The bottom line is: you use your agent to talk to Replicate's API; the server translates that conversation into a structured ML job and runs it in the cloud.

1. First, run `search_models` to find a suitable open-source algorithm (e.g., 'video generation').
2. Next, call `get_model` with the model ID found in the search results to grab its exact input parameters and schema.
3. Finally, execute the prediction using `create_prediction`, feeding it the validated variables obtained from `get_model`.

## Frequently Asked Questions

**How do I find out what models are available using search_models?**
You simply ask your agent to 'Search for image generation models.' The server runs `search_models` and returns a list of potential model IDs you can use later.

**Can I check the status of a running job using get_prediction?**
Yes. If you have an ID for a prediction, calling `get_prediction` tells you if it's 'Running,' 'Finished,' or 'Failed,' along with the output if it succeeded.

**What is the difference between list_models and search_models?**
`list_models` shows a general roster of all public models. `search_models` lets you filter that roster by specific keywords or use cases, which is usually more direct.

**If my prediction fails, how do I cancel_prediction?**
You must provide the unique ID of the job that failed. The agent runs `cancel_prediction` on that ID to ensure no lingering charges or processes remain open.

**Before running a model, how do I verify my API credentials using the `get_account` tool?**
The `get_account` tool pulls your authenticated Replicate account details directly. This confirms that your AI client has access to your billing and usage limits before you start generating expensive predictions.

**When using `create_prediction`, what format must the input variables be in?**
You must supply model parameters as a strict JSON object. The system requires key-value pairs that exactly match the schema defined by the specific model version ID you are calling.

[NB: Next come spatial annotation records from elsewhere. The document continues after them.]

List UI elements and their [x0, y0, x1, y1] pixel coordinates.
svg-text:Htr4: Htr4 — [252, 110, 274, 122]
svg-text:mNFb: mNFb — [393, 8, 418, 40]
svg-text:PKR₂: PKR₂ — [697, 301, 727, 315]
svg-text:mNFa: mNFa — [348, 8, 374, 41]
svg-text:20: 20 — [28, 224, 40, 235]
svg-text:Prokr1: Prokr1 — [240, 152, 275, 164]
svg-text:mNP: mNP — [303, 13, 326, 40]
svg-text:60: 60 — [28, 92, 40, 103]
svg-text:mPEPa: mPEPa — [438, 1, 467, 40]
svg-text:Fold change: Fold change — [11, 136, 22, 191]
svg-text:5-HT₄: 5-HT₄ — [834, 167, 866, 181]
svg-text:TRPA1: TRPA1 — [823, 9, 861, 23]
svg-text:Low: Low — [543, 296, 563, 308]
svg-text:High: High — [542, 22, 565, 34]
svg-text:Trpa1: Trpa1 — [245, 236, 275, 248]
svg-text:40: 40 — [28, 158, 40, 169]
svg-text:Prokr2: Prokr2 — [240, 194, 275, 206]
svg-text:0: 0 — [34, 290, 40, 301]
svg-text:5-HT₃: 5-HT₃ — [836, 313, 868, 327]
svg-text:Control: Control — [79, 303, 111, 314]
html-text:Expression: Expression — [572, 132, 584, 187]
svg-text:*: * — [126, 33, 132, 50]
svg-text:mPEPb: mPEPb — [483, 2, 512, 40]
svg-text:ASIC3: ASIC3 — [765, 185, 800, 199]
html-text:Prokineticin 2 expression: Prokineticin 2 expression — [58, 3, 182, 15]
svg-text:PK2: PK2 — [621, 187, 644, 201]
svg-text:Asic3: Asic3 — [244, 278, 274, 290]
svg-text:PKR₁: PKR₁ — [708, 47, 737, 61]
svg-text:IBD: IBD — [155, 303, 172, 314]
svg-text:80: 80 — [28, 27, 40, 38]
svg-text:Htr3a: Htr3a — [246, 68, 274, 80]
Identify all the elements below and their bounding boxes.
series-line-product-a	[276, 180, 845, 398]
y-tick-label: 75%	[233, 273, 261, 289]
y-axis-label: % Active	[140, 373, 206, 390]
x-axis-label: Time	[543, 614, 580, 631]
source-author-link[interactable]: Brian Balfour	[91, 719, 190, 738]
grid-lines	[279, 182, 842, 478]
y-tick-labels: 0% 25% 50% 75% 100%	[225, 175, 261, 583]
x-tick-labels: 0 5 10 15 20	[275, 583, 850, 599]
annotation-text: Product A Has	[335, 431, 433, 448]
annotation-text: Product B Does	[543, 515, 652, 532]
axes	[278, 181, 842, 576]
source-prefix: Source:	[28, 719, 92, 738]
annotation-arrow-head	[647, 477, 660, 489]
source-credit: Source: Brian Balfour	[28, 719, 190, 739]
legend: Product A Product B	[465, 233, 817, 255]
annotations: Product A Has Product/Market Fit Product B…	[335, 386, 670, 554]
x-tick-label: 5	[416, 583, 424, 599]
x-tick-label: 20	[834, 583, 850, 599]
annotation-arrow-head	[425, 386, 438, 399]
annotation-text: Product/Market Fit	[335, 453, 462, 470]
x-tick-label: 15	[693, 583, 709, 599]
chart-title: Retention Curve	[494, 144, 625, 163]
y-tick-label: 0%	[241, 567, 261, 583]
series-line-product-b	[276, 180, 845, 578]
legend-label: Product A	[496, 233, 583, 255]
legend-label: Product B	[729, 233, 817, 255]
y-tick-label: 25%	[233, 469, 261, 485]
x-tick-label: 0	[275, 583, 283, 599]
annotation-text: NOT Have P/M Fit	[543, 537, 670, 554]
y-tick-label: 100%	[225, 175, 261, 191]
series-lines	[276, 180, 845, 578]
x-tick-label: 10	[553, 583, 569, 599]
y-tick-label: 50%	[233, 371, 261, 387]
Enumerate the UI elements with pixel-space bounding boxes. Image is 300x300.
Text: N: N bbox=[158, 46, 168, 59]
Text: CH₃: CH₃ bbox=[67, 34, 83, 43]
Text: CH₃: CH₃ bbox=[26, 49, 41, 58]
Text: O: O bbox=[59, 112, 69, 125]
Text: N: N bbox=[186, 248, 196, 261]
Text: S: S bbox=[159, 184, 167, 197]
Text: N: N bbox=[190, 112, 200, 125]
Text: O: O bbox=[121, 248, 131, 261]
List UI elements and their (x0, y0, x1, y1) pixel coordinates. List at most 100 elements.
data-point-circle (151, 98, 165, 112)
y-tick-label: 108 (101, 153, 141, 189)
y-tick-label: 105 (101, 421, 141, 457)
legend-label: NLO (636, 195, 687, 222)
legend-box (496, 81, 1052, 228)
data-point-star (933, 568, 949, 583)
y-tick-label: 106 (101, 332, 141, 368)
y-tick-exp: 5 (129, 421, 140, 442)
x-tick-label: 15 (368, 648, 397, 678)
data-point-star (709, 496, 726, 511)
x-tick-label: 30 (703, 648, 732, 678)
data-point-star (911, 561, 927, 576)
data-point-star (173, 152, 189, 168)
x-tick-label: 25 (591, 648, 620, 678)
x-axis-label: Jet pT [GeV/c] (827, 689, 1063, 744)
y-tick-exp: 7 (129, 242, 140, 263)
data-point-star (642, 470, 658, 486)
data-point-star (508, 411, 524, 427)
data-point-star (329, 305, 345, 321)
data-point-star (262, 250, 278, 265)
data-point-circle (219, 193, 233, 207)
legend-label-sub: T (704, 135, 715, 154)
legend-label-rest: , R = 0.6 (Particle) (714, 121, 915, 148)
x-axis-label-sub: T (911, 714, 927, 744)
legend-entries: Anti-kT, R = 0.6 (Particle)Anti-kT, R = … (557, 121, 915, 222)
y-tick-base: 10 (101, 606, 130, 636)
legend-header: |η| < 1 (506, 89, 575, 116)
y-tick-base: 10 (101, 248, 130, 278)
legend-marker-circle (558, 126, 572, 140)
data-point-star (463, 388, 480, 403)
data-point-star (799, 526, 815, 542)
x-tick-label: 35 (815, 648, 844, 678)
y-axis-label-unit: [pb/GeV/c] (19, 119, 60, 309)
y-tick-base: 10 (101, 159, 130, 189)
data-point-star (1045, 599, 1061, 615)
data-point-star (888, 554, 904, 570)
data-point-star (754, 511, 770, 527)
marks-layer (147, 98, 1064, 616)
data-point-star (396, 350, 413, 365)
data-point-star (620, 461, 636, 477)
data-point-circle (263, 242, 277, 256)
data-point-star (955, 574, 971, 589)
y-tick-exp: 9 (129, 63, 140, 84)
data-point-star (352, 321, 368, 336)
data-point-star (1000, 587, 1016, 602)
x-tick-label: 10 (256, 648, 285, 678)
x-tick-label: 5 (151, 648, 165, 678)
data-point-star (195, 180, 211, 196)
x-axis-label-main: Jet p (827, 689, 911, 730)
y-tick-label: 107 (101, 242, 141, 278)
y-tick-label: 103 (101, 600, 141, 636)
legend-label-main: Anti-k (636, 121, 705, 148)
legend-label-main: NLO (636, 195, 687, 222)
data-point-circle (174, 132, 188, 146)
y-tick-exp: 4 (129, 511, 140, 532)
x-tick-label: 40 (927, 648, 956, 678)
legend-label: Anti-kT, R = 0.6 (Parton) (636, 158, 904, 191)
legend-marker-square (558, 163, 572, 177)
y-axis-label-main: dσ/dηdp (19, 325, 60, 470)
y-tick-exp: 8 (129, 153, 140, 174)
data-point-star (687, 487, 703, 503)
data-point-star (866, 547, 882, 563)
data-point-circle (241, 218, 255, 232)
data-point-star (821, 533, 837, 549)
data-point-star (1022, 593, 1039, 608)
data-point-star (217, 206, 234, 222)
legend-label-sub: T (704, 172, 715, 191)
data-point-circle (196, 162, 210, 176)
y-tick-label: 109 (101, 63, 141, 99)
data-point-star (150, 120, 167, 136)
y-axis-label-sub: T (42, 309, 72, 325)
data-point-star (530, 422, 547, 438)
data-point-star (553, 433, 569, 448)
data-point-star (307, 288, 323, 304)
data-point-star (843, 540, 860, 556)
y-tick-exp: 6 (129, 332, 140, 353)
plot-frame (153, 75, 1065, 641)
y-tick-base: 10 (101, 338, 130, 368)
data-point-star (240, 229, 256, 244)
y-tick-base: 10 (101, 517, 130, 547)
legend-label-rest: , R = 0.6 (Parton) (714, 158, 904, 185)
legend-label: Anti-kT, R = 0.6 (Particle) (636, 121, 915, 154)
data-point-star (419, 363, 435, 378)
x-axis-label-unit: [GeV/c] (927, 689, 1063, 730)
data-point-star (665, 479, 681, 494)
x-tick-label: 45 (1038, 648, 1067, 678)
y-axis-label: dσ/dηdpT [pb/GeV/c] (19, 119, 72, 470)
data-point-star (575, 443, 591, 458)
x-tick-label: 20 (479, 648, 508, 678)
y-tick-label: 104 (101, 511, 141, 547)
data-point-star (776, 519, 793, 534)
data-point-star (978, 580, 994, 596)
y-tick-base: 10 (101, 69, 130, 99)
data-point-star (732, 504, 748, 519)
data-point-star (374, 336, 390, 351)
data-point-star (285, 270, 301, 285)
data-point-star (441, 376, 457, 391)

**How does `list_collections` differ from simply listing all public models using `list_models`?**
`list_collections` returns curated groups of related models (e.g., 'Audio Generation'). This helps you browse by a specific domain or use case, rather than sifting through every single model available.

**If I'm planning for high-volume processing, how can I check the available GPU resources using `list_hardware`?**
`list_hardware` shows you the current pool of deployable hardware options. Use this to gauge capacity and select the most efficient compute resource before running a prediction.

**Can the agent pass a JSON payload directly into a Replicate model?**
Yes. You can utilize the `create_prediction` action and attach the payload parameter filled out with any required input schema (e.g., specific `prompt`, `num_inference_steps`). Since models change inputs constantly, you should always ask your assistant to fetch the schema details first via `get_model` to verify keys.

**Does the prediction command return results instantly?**
No, Replicate's API operates asynchronously. The initial command gives your assistant an ID. You must then ask your AI companion to query the `get_prediction` tool periodically using that generated ID until it displays the completed status along with the generated web URLs or generated strings.

**Can the AI browse trending or curated model collections?**
Yes. Use the `list_collections` tool to browse curated groups of models organized by category — such as image generation, text-to-speech, or video. Each collection includes a slug and description so you can quickly identify the right set of models for your use case.